In response, the EEOC sued the Detroit business, claiming it had discriminated on the basis of sex. For this, the EEOC seeks punitive damages. On April 22, 2019, the U.S. Supreme Court agreed to hear Harris Funeral Homes’ case. That case will decide whether federal agencies can rewrite federal law.

Not only is rewriting federal law something that neither courts nor government agencies have power to do, but the proposed change would have widespread consequences for everyone, especially women. The reality is, if “sex” in federal law is replaced with “gender identity,” the government will be unable to ensure equal opportunities for women.

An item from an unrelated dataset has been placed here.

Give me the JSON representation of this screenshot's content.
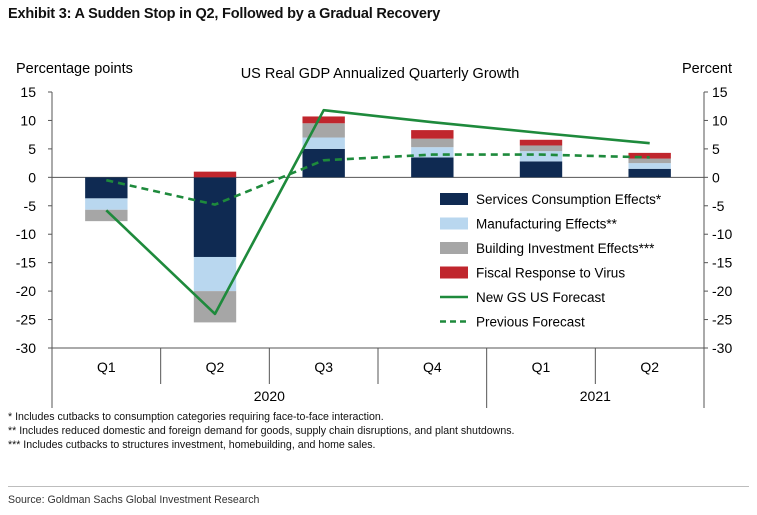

“Sex” and “gender identity” are not the same thing. “Sex” treats whether someone is male or female as an objective fact based in biology, while “gender identity” is a fluid, difficult-to-define concept that reduces maleness or femaleness to subjective perceptions. Replacing “sex” with “gender identity” in federal law—or state or local law, for that matter—brings about drastic changes.

For one thing, it ends equality in women’s athletics. For example, Selina Soule and other female high-school track athletes in Connecticut have been repeatedly displaced by two boys who are allowed to compete as girls, due to their alleged gender identity, under the athletic association rules. Trophies, scholarships, and opportunities to compete and advance to the highest levels are now being given to boys who believe themselves to be girls instead of the girls who earned and deserve those honors.

Replacing “sex” with “gender identity” also sacrifices women’s dignity and privacy. Organizations are being forced to allow men who believe they are women to access women’s shelters, restrooms, and locker rooms. Anchorage, Alaska, is trying to force a women’s homeless shelter to allow biological men to sleep just three feet away from female victims of rape, sex trafficking, and domestic violence—all because of gender identity demands.

“Gender identity” laws also force employers to stereotype their employees. As the employee who filed the complaint against the funeral home testified, employers must treat men who believe themselves to be women as if they are, in fact, women, unless those employees don’t “meet the expectations” of what women “typically” look like.

Ironically, in the hands of the EEOC, a law designed to bring equality to women has morphed into a tool to undo the equality women have already achieved.

There is no doubt that how to level the playing field is an important policy question. But in America, unelected officials—whether bureaucrats or judges—don’t have the power to answer that question for us. Hopefully, for Harris Funeral Homes and women everywhere, the Supreme Court will see that.